Berdasarkan perhitungan Badan Perencanaan Pembangunan Nasional (Bappenas), Indonesia akan kesulitan naik kelas menjadi negara pendapatan tinggi atau high income country jika perekonomian tumbuh dalam laju yang sama. Adapun perekonomia Indonesia rata-rata tumbuh 5% selama lima tahun terakhir.
Indonesia perlu mencapai rata-rata pertumbuhan ekonomi 6% untuk menjadi negara maju usia kemerdekaan genap 100 tahun. Pertumbuhan yang lebih agresif 7% bahkan bisa membantu Indonesia mencapai predikat negara pendapatan tinggi sebelum 2040.
Margo mengutip hasil riset dari Universitas Latvia pada 2016. Riset tersebut menunjukkan terdapat hubungan yang kuat antara pengembangan riset sebuah negara yang semakin baik dengan potensi pertumbuhan ekonomi.
Dampaknya akan terlihat baik dalam jangka pendek maupun jangka panjang. Apabila pemerintah menaikkan anggaran untuk penelitian dan riset sebesar 10% dalam jangka pendek, maka ada potensi peningkatan Produk Domestik Bruto (PDB) sebesar 0,2%. Dalam jangka panjang dengan besaran yang sama, maka akan meningkatkan PDB hingga 0,9%.
Karena itu, Margo mengatakan riset dari Universitas Latvia tersebut menunjukkan bahwa dukungan terhadap riset akan memberi dampak yang penting terhadap pembangunan di masa depan. Dalam hal ini, dukungan terhadap pengembangan riset menjadi kunci jika Indonesia ingin mencapai cita-cita menjadi negara berpendapatan tinggi pada tahun 2045.
"Jadi tidak lagi mengandalkan capital dan tenaga kerja, tapi inovasi menjadi bagian tidak terpisahkan bagaiamana kalau kita mau meningkatkan pertumbuhan ekonomi kita dan keluar dari middle income trap," kata Margo.
Hanya saja dia juga menyayangkan anggaran yang disediakan pemerintah untuk penelitin selama ini masih sangat minim. Mengutip data R&D World, alokasi belanja pemerintah untuk riset terhadap PDB, Indonesia masih sangat rendah dibandingkan negara Asia lainnya. Indonesia jauh di bawah Jepang, Korea Selatan, Singapura dan Taiwan.
"Disini terlihat bahwa di Asia saja kita kalah dibandingkan Malaysia," kata Margo.
Pemerintah tidak mempublikasikan besaran anggaran penelitian yang disediakan dalam APBN setiap tahunnya. Pada 2019, Sri Mulyani sempat mengatakan anggaran penelitian periode tersebut sebesar Rp 35,7 triliun, anggaran ini masuk dalam belanja pendidikan yang setiap tahun dialokasikan 20% dari APBN.

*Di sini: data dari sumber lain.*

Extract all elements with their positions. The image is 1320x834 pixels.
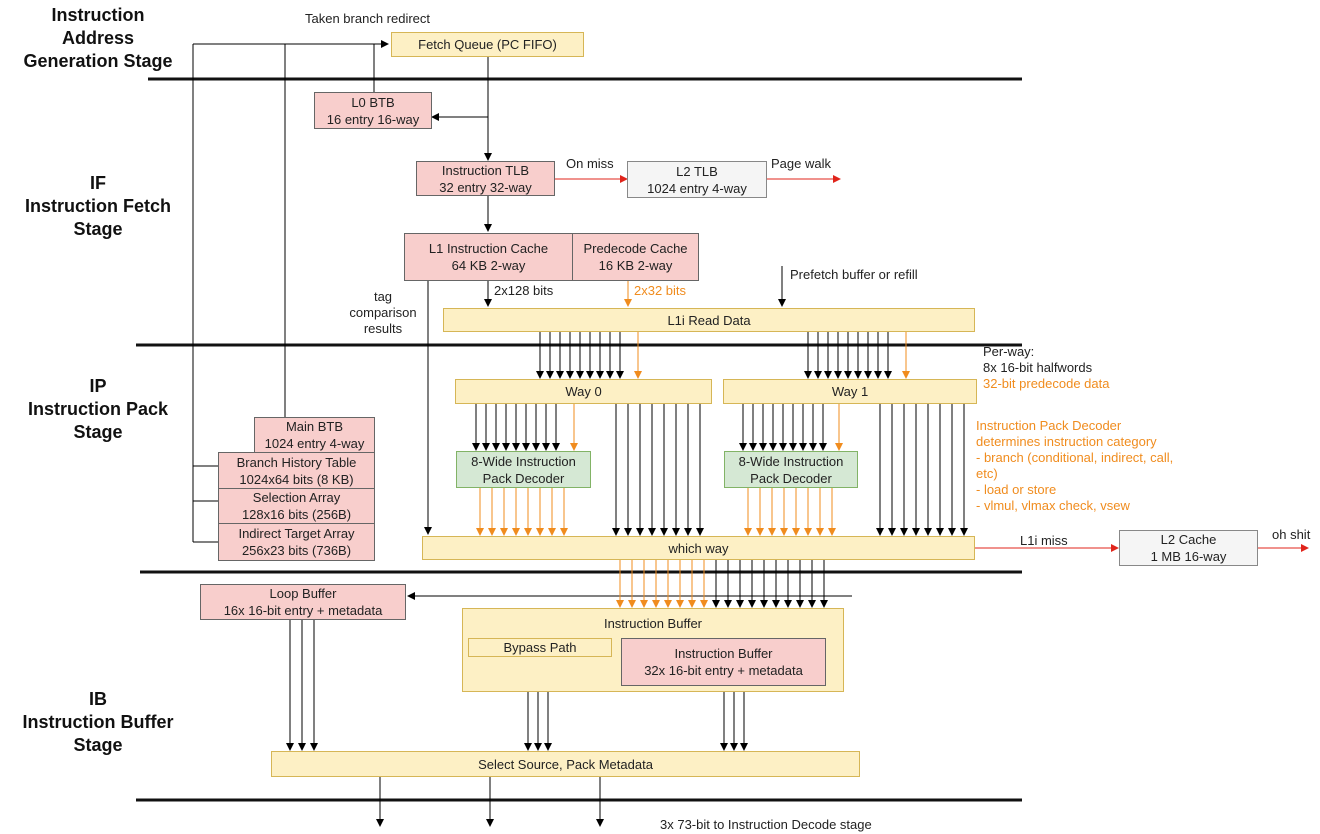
taken-branch-label: Taken branch redirect <box>305 11 431 26</box>
bits-128-label: 2x128 bits <box>494 283 554 298</box>
oh-shit-label: oh shit <box>1272 527 1311 542</box>
per-way-label: Per-way: 8x 16-bit halfwords 32-bit pred… <box>983 344 1110 391</box>
bits-32-label: 2x32 bits <box>634 283 687 298</box>
l1i-read-data-block: L1i Read Data <box>443 308 975 332</box>
which-way-block: which way <box>422 536 975 560</box>
stage-separators <box>136 77 1022 802</box>
miss-wires <box>555 175 1309 552</box>
feedback-wires <box>192 40 852 827</box>
pack-decoder-note: Instruction Pack Decoder determines inst… <box>976 418 1174 513</box>
prefetch-label: Prefetch buffer or refill <box>790 267 918 282</box>
bypass-path-block: Bypass Path <box>468 638 612 657</box>
fetch-queue-block: Fetch Queue (PC FIFO) <box>391 32 584 57</box>
on-miss-label: On miss <box>566 156 614 171</box>
select-source-block: Select Source, Pack Metadata <box>271 751 860 777</box>
page-walk-label: Page walk <box>771 156 831 171</box>
way-1-block: Way 1 <box>723 379 977 404</box>
output-label: 3x 73-bit to Instruction Decode stage <box>660 817 872 832</box>
l1i-miss-label: L1i miss <box>1020 533 1068 548</box>
way-0-block: Way 0 <box>455 379 712 404</box>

Dari anggaran tersebut, terdapat dana Rp 990 miliar yang disalurkan melalui dana abadi penelitian. Dana abadi penelitian tersebut dibagikan kepada berbagai perguruan tinggi. Adapun pada tahun ini, dana abadi penelitian sebesar Rp 3 triliun, turun dari Rp 5 triliun pada tahun lalu.